I just got back from getting my hair 'did'. I got blonde and maple colour put in it, and i also got a bit of bangs! They look fine if i have sunglasses on or my hair up, but when my hair's down.....I look a little bit like an alien. We're not sure exactly how we feel about this yet. We'll have to consult ourselves on the matter a little later on when the shock has worn off.
Went to TGH yesterday for rehab. So far this week i've had no appts! Next week I am attempting my G driving test again (hope all my fucking exterior lights are working!) and then the week after i have a meeting with the surgeon about the results of the scope i just had, and the day after I have PFTs.
I dunno how i feel about all this testing though to be honest. Each time i get a new test scheduled I feel like it's a set back and a step back. I dunno...somehow i have an inkling that i'm put on hold almost on the list until i get these appts done....like last week - hello! - i finally got over that hurdle, felt a little closer to the finish line and a little closer to transplantland, and bam, nope, sorry, you have 2 more appts. Please try again. Do not collect $200. Do not get lungs. Stay behind the tape. Don't forget to cough.
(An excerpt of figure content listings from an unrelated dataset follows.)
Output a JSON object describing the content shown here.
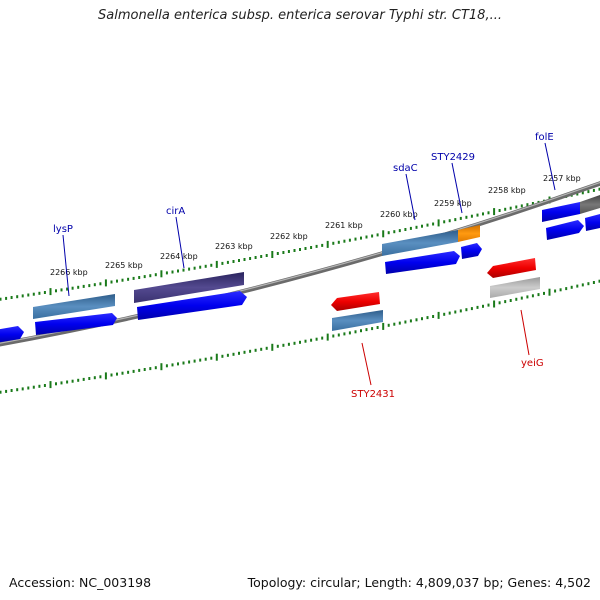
{
  "title": "Salmonella enterica subsp. enterica serovar Typhi str. CT18,...",
  "footer": {
    "accession": "Accession: NC_003198",
    "topology": "Topology: circular; Length: 4,809,037 bp; Genes: 4,502"
  },
  "colors": {
    "forward_cds": "#0000ee",
    "reverse_cds": "#ee0000",
    "forward_label": "#0000aa",
    "reverse_label": "#cc0000",
    "tick": "#1a7a1a",
    "backbone": "#777777"
  },
  "scale_labels": [
    "2266 kbp",
    "2265 kbp",
    "2264 kbp",
    "2263 kbp",
    "2262 kbp",
    "2261 kbp",
    "2260 kbp",
    "2259 kbp",
    "2258 kbp",
    "2257 kbp"
  ],
  "gene_labels": {
    "forward": [
      "lysP",
      "cirA",
      "sdaC",
      "STY2429",
      "folE"
    ],
    "reverse": [
      "STY2431",
      "yeiG"
    ]
  }
}
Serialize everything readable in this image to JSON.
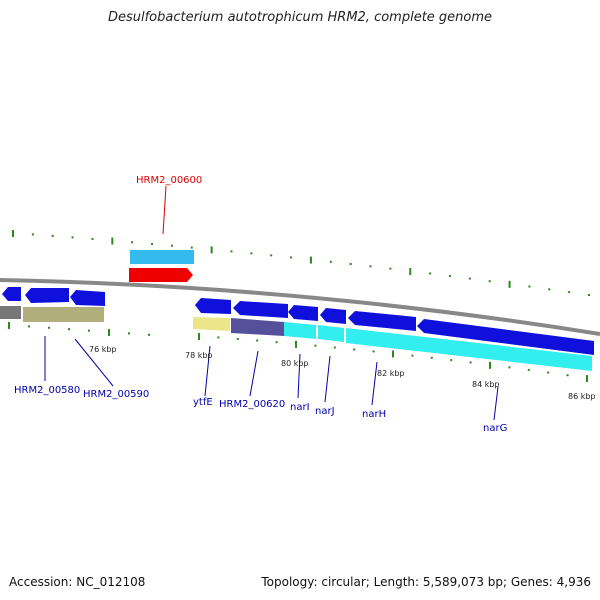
{
  "title": "Desulfobacterium autotrophicum HRM2, complete genome",
  "footer": {
    "accession": "Accession: NC_012108",
    "summary": "Topology: circular; Length: 5,589,073 bp; Genes: 4,936"
  },
  "colors": {
    "background": "#ffffff",
    "backbone": "#888888",
    "tick": "#2a8a1a",
    "gene_forward": "#1010dd",
    "cds_bar": "#33eeee",
    "highlight_gene": "#ee0000",
    "highlight_bar": "#33bbee",
    "label_default": "#0000aa",
    "label_highlight": "#dd0000",
    "bar_olive": "#b0ae7a",
    "bar_gray": "#777777",
    "bar_yellow": "#ece58a",
    "bar_purple": "#54509a"
  },
  "scale_labels": [
    "76 kbp",
    "78 kbp",
    "80 kbp",
    "82 kbp",
    "84 kbp",
    "86 kbp"
  ],
  "gene_labels": [
    {
      "text": "HRM2_00600",
      "highlight": true
    },
    {
      "text": "HRM2_00580",
      "highlight": false
    },
    {
      "text": "HRM2_00590",
      "highlight": false
    },
    {
      "text": "ytfE",
      "highlight": false
    },
    {
      "text": "HRM2_00620",
      "highlight": false
    },
    {
      "text": "narI",
      "highlight": false
    },
    {
      "text": "narJ",
      "highlight": false
    },
    {
      "text": "narH",
      "highlight": false
    },
    {
      "text": "narG",
      "highlight": false
    }
  ]
}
I dunno. Maybe i'm just a miserable sod but this waiting game and this constant testing is wearing me out and getting me down and i don't like it for a bit. There were 3 transplants done over the weekend at TGH and when all the Wednesday people saw me, they were bummed b/c they were hoping i had been one of them. But no. Maybe i'm just a horrible, selfish person. I dunno.
As it stands, in this very moment, in this very little space of time, I feel like it might not ever come. And when it does, I will have waited a very long time. I hope this is not the case and that i've just had too much time to think, but it sucks feeling this way.
I can't be the only one who feels this way, can I??